When Trump made the announcement, the Pentagon itself had not drawn up any actual plans to send more military personnel to the border, a U.S. official told ABC News on the day of the announcement.
But in an exclusive interview with ABC News, Customs and Border Protection Commissioner Kevin McAleenan still defended the president’s move to deploy as many as 4,000 National Guardsmen.
“Having [Defense Department] assets extend our capacity while we’re building out additional wall, additional technology and additional agents is absolutely critical,” McAleenan said, noting that the Trump administration feels an “urgency” to “get better at securing that border.”
Last month, CBP saw a jump in illegal border crossings, with agents apprehending more than 37,000 people along the Southwest border, up from under 27,000 in both February and January.
The Department of Homeland Security called the uptick a “crisis” that “shows an urgent need to address the ongoing situation at the border” -– even though the latest numbers still represent some of the lowest numbers of illegal crossings in decades.
On Friday, authorities in Arizona and Texas announced that over the next week they each will be sending an additional 150 National Guardsmen to assist Border Patrol agents stationed along their borders.
Each state’s troops will work “under the command and control of the governor,” but costs associated with the deployments will be covered by the Pentagon, according to the CBP commissioner.
McAleenan said the National Guard “augments and extends our capabilities” in three main areas: air surveillance assets, ground surveillance and office support.
“To interdict someone crossing, the first thing you need to do is detect them -– you need to see where they’re crossing and be able to [send] an agent in to respond,” McAleenan said.
But the Border Patrol has a “huge gap” in its ability to keep eyes on the border around the clock, he added.
“We need a lot more capability to see what’s happening and crossing that border,” he added. “National guard extends that capability significantly.”
In addition, he said, “We have a lot of border patrol agents doing support functions, sitting in front of a watching for activity for instance.
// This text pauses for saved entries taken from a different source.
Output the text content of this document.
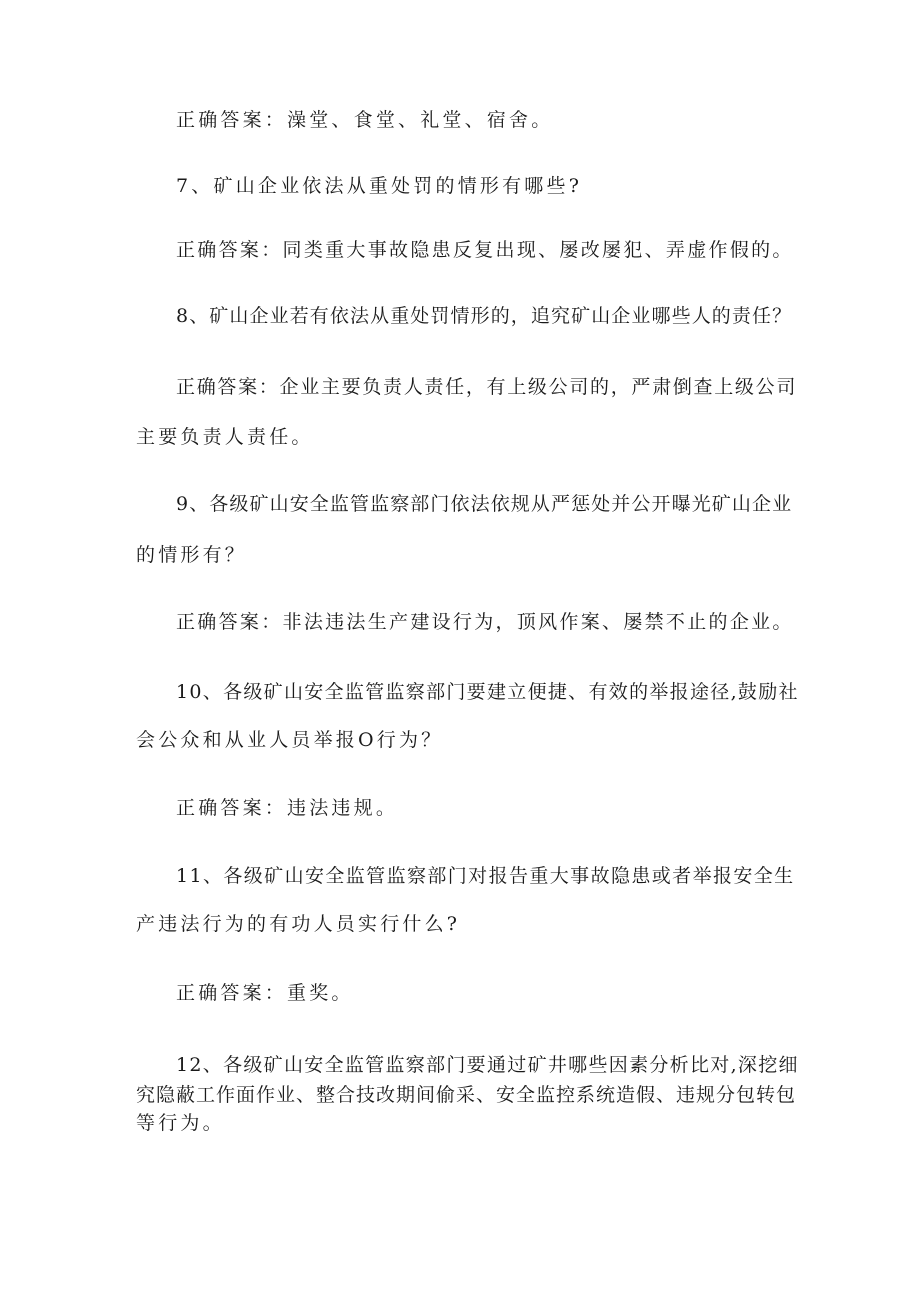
正确答案：澡堂、食堂、礼堂、宿舍。
7、矿山企业依法从重处罚的情形有哪些?
正确答案：同类重大事故隐患反复出现、屡改屡犯、弄虚作假的。
8、矿山企业若有依法从重处罚情形的，追究矿山企业哪些人的责任？
正确答案：企业主要负责人责任，有上级公司的，严肃倒查上级公司
主要负责人责任。
9、各级矿山安全监管监察部门依法依规从严惩处并公开曝光矿山企业
的情形有？
正确答案：非法违法生产建设行为，顶风作案、屡禁不止的企业。
10、各级矿山安全监管监察部门要建立便捷、有效的举报途径,鼓励社
会公众和从业人员举报O行为？
正确答案：违法违规。
11、各级矿山安全监管监察部门对报告重大事故隐患或者举报安全生
产违法行为的有功人员实行什么?
正确答案：重奖。
12、各级矿山安全监管监察部门要通过矿井哪些因素分析比对,深挖细
究隐蔽工作面作业、整合技改期间偷采、安全监控系统造假、违规分包转包
等行为。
If we can have a national guardsman cover that surveillance function for us, we can get a badge back to the border and enhance our capability to do our law enforcement and immigration enforcement mission.”
Thousands of U.S. troops offered that type of assistance when they were deployed to the border in 2010 by President Barack Obama and four years earlier by President George W. Bush.
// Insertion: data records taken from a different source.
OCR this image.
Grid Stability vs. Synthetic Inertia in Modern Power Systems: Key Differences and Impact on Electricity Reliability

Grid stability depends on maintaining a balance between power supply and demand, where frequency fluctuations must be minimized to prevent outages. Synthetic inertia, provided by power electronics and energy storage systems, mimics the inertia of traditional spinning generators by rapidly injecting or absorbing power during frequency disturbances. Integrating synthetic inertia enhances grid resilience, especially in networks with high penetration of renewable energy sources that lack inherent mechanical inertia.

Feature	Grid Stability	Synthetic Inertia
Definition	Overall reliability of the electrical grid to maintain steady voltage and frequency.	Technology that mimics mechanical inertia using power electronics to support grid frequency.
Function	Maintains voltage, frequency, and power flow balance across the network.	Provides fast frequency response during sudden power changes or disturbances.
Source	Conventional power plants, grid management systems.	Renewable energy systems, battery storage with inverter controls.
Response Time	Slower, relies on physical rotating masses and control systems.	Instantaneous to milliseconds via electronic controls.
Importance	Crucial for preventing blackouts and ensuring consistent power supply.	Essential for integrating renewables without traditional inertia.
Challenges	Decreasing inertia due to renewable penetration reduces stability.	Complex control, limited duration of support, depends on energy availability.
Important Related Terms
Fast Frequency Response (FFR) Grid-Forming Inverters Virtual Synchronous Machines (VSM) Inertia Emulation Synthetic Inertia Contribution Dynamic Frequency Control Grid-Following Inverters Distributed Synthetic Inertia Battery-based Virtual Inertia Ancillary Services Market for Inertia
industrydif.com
McAleenan said the possibility of sending more National Guardsmen to the border has been discussed “from the beginning of the administration.” But asked when he first learned that the administration had decided to actually implement the option, McAleenan wouldn’t answer.
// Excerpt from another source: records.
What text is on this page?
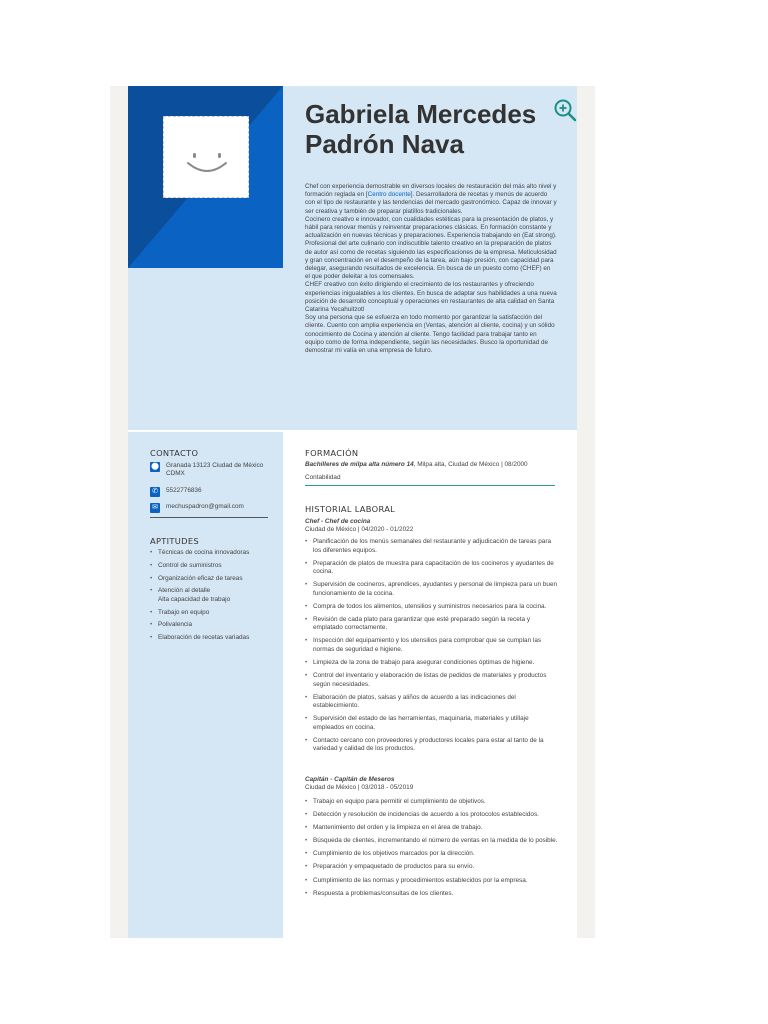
Gabriela Mercedes
Padrón Nava

Chef con experiencia demostrable en diversos locales de restauración del más alto nivel y formación reglada en [Centro docente]. Desarrolladora de recetas y menús de acuerdo con el tipo de restaurante y las tendencias del mercado gastronómico. Capaz de innovar y ser creativa y también de preparar platillos tradicionales.

Cocinero creativo e innovador, con cualidades estéticas para la presentación de platos, y hábil para renovar menús y reinventar preparaciones clásicas. En formación constante y actualización en nuevas técnicas y preparaciones. Experiencia trabajando en (Eat strong).

Profesional del arte culinario con indiscutible talento creativo en la preparación de platos de autor así como de recetas siguiendo las especificaciones de la empresa. Meticulosidad y gran concentración en el desempeño de la tarea, aún bajo presión, con capacidad para delegar, asegurando resultados de excelencia. En busca de un puesto como (CHEF) en el que poder deleitar a los comensales.

CHEF creativo con éxito dirigiendo el crecimiento de los restaurantes y ofreciendo experiencias inigualables a los clientes. En busca de adaptar sus habilidades a una nueva posición de desarrollo conceptual y operaciones en restaurantes de alta calidad en Santa Catarina Yecahuitzotl

Soy una persona que se esfuerza en todo momento por garantizar la satisfacción del cliente. Cuento con amplia experiencia en (Ventas, atención al cliente, cocina) y un sólido conocimiento de Cocina y atención al cliente. Tengo facilidad para trabajar tanto en equipo como de forma independiente, según las necesidades. Busco la oportunidad de demostrar mi valía en una empresa de futuro.

CONTACTO
⬤ Granada 13123 Ciudad de México CDMX
✆	5522776836
✉	mechuspadron@gmail.com
APTITUDES
• Técnicas de cocina innovadoras
• Control de suministros
• Organización eficaz de tareas
• Atención al detalle
Alta capacidad de trabajo
• Trabajo en equipo
• Polivalencia
• Elaboración de recetas variadas
FORMACIÓN
Bachilleres de milpa alta número 14, Milpa alta, Ciudad de México | 08/2000
Contabilidad
HISTORIAL LABORAL
Chef - Chef de cocina
Ciudad de México | 04/2020 - 01/2022
• Planificación de los menús semanales del restaurante y adjudicación de tareas para los diferentes equipos.
• Preparación de platos de muestra para capacitación de los cocineros y ayudantes de cocina.
• Supervisión de cocineros, aprendices, ayudantes y personal de limpieza para un buen funcionamiento de la cocina.
• Compra de todos los alimentos, utensilios y suministros necesarios para la cocina.
• Revisión de cada plato para garantizar que esté preparado según la receta y emplatado correctamente.
• Inspección del equipamiento y los utensilios para comprobar que se cumplan las normas de seguridad e higiene.
• Limpieza de la zona de trabajo para asegurar condiciones óptimas de higiene.
• Control del inventario y elaboración de listas de pedidos de materiales y productos según necesidades.
• Elaboración de platos, salsas y aliños de acuerdo a las indicaciones del establecimiento.
• Supervisión del estado de las herramientas, maquinaria, materiales y utillaje empleados en cocina.
• Contacto cercano con proveedores y productores locales para estar al tanto de la variedad y calidad de los productos.
Capitán - Capitán de Meseros
Ciudad de México | 03/2018 - 05/2019
• Trabajo en equipo para permitir el cumplimiento de objetivos.
• Detección y resolución de incidencias de acuerdo a los protocolos establecidos.
• Mantenimiento del orden y la limpieza en el área de trabajo.
• Búsqueda de clientes, incrementando el número de ventas en la medida de lo posible.
• Cumplimiento de los objetivos marcados por la dirección.
• Preparación y empaquetado de productos para su envío.
• Cumplimiento de las normas y procedimientos establecidos por la empresa.
• Respuesta a problemas/consultas de los clientes.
“I’m not going to comment on the timing of internal administration discussions with that level of specificity,” he said.
On Tuesday, a U.S. official told ABC News that many military officials were caught off guard to learn the president was even considering the use of the military along the border.
And at the White House the next day, press secretary Sarah Sanders wouldn’t say whether the president’s actions were in response to a segment he had seen on Fox News Channel, as some have suggested.
McAleenan said Trump has sent “a very clear statement that the status quo is unacceptable.”
Echoing Trump, McAleenan said, “We have to get better at security between our ports of entry. … We have to address the loopholes and weaknesses in the system.”
McAleenan expressed particular concern that “even if a border patrol agent is successful in making the interdiction of someone crossing illegally, that person might not be repatriated to their origin country because of a crowded court system” inside the United States.
Trump “set the right standard: operational control of the border. Zero successful illegal crossings,” McAleenan added.
When asked whether it’s realistic to achieve zero successful illegal crossings, McAleenan said, “I think it’s what we need to strive towards. And we have a lot of room to improve to get there.”
Building the so-called “wall” is part of the effort, and as commissioner of CBP, McAleenan oversees it all.
Along the border, there are 278 miles of existing barriers in place, but there are another 722 miles that either need barriers replaced or that warrant new construction, according to McAleenan.
However, Congress has only promised CBP enough money to replace or build 150 miles of barriers. And 33 of those miles -– all in the Rio Grande Valley of Texas –- will see new construction where no barrier currently exists.
McAleenan was sworn in as CBP commissioner less than three weeks ago. He had served as acting commissioner since the end of the Obama administration, under which he served as deputy commissioner and in other senior CBP roles.